CREATE USER: Fails (Babelfish 4.8.0 Limitation)
Here is where things break down. After creating a login, the natural next step is to create a database user for it:
CREATE USER report_reader FOR LOGIN report_reader;
This fails with:
permission denied to revoke role "master_guest"
This is a known Babelfish 4.8.0 limitation. The internal role-mapping mechanism between T-SQL users and PostgreSQL roles triggers a permission error during the grant/revoke chain. The login exists, but you cannot map it to a database user through T-SQL.
Because CREATE USER fails, the following commands cannot be tested in a meaningful way:
- GRANT (no user to grant permissions to)
- REVOKE (no user to revoke from)
- sp_addrolemember (no user to add to roles)
DENY: Not Supported
The DENY statement is not implemented in Babelfish 4.8.0:
DENY SELECT ON sales.products TO report_reader;
Returns:
'DENY' is not currently supported in Babelfish
This is documented behavior.
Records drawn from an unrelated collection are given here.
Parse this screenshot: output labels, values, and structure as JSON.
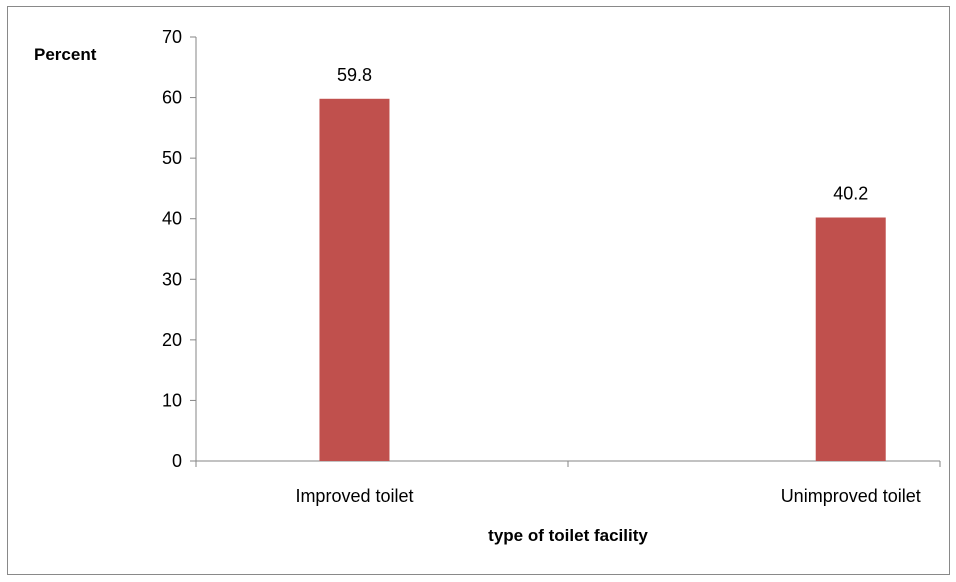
{
  "chart_data": {
    "type": "bar",
    "categories": [
      "Improved toilet",
      "Unimproved toilet"
    ],
    "values": [
      59.8,
      40.2
    ],
    "value_labels": [
      "59.8",
      "40.2"
    ],
    "xlabel": "type of toilet facility",
    "ylabel": "Percent",
    "ylim": [
      0,
      70
    ],
    "yticks": [
      0,
      10,
      20,
      30,
      40,
      50,
      60,
      70
    ],
    "grid": false,
    "legend": "none",
    "bar_color": "#C0504D",
    "axis_color": "#868686"
  }
}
Babelfish supports GRANT and REVOKE but has not yet implemented DENY.
sp_helprolemember: Works
The stored procedure for listing role members runs without error:
EXEC sp_helprolemember;
It returns an empty result set, which is correct since no custom role memberships have been added beyond the built-in db_owner/dbo mapping.
The Recommended Approach: FoundryDB API
Since T-SQL CREATE USER has a known limitation, the reliable way to manage database users on Babelfish is through the FoundryDB API. The platform creates users at the PostgreSQL level, which avoids the Babelfish role-mapping issue entirely. These users work for both TDS (port 1433) and PostgreSQL (port 5432) connections.
Creating a User
Replace SERVICE_ID with your service identifier:
curl -u admin:YOUR_PASSWORD -X POST \
https://api.foundrydb.com/managed-services/SERVICE_ID/database-users \
-H "Content-Type: application/json" \
-d '{"username": "report_reader"}'
The API generates a secure password automatically. To retrieve it:
Revealing a User's Password
curl -u admin:YOUR_PASSWORD -X POST \
https://api.foundrydb.com/managed-services/SERVICE_ID/database-users/report_reader/reveal-password
Response:
{
"username": "report_reader",
"password": "generated-secure-password"
}
Listing All Users
curl -u admin:YOUR_PASSWORD \
https://api.foundrydb.com/managed-services/SERVICE_ID/database-users
This returns all users on the service, including app_user and any users you have created.
Connecting with the New User
Once created via the API, the user works with standard SQL Server tooling:
docker run --rm mcr.microsoft.com/mssql-tools \
/opt/mssql-tools/bin/sqlcmd \
-S your-service.foundrydb.com,1433 \
-U report_reader \
-P 'generated-secure-password' \
-Q "SELECT CURRENT_USER, SUSER_NAME()"
Summary
| Feature | Status |
|---|---|
| CURRENT_USER / SUSER_NAME() | Works |
| IS_SRVROLEMEMBER | Works |
| sys.database_principals | Works |
| sys.database_role_members | Works |
| CREATE LOGIN | Works |
| ALTER LOGIN (password) | Works |
| CREATE USER | Fails (permission error) |
| GRANT / REVOKE | Cannot test (no users) |
| DENY | Not supported |
| sp_helprolemember | Works |
| FoundryDB API user creation | Works (recommended) |
For production use, create and manage users through the FoundryDB API. The platform handles the PostgreSQL-level user creation correctly, and the resulting users work seamlessly over TDS connections.